I agree that, except as directed otherwise by the Company, I will not disclose to anyone or use for my own purposes, any of the Company’s confidential or proprietary information, either during or after my employment. I understand and agree that the Company’s trade secrets, bidding, costs, pricing and marketing information and techniques, financial and market information, computer software, sources of supply and customer names and information are confidential and proprietary information of the Company; I also agree that I will not make written or other copies of notes regarding these matters except as necessary to perform my job, and I agree that if my employment with the Company ends, I will deliver to the Company all materials of any kind that I have relating to the Company, including any such copies or notes. I also agree that I will disclose and assign to the Company any invention, design or process relating to the Company’s business which I develop or conceive while with the Company and that all such designs or conceptions shall be the property of the Company.
I agree that I will not commence any action or suit relating to my employment with the Company (or termination of the employment) more than six (6) months after the date of the employment action that is the subject of the claim or lawsuit, and I agree to waive any statute of limitations to the contrary. I understand that this means that, even if the law would give me the right to wait a longer time to make a claim, I am waiving that right, and that any claims not brought within six (6) months after the date of the employment action at issue are waived.

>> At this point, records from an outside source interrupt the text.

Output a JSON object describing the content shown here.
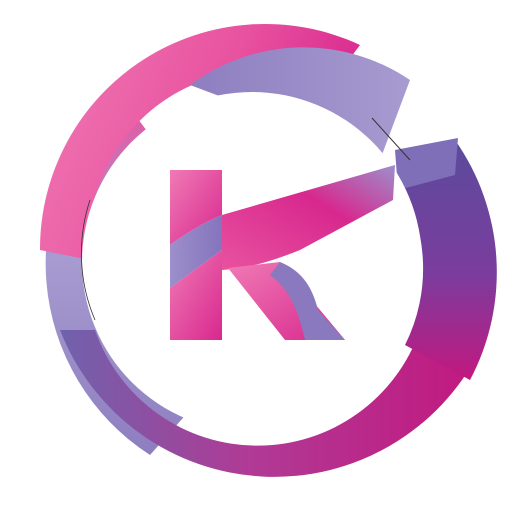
{
  "logo": {
    "description_icon": "stylized-g-k-monogram-icon",
    "colors": {
      "pink": "#e8529f",
      "hot_pink": "#d8288e",
      "magenta": "#c2187f",
      "purple": "#8e7ec0",
      "lavender": "#a79bd0",
      "deep_purple": "#5b4b9c",
      "background": "#ffffff"
    }
  }
}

I agree to the above terms of employment. I agree that if any of the above commitments by me is ever found to be legally unenforceable as written, the particular agreement concerned shall be limited to allow its enforcement as far as legally possible and shall not affect the rest of this agreement. I understand and agree that no one other than the President of the Company, by a written resolution authorizing a contract with a specific named individual, has any authority to modify or announce modification of the above terms of employment and policies, or to make any exception to them, or to offer employment on any other terms. I understand and agree that, except as provided above, all benefits, programs, rules and policies of the Company are subject to exceptions or change at will at any time as decided by the Company.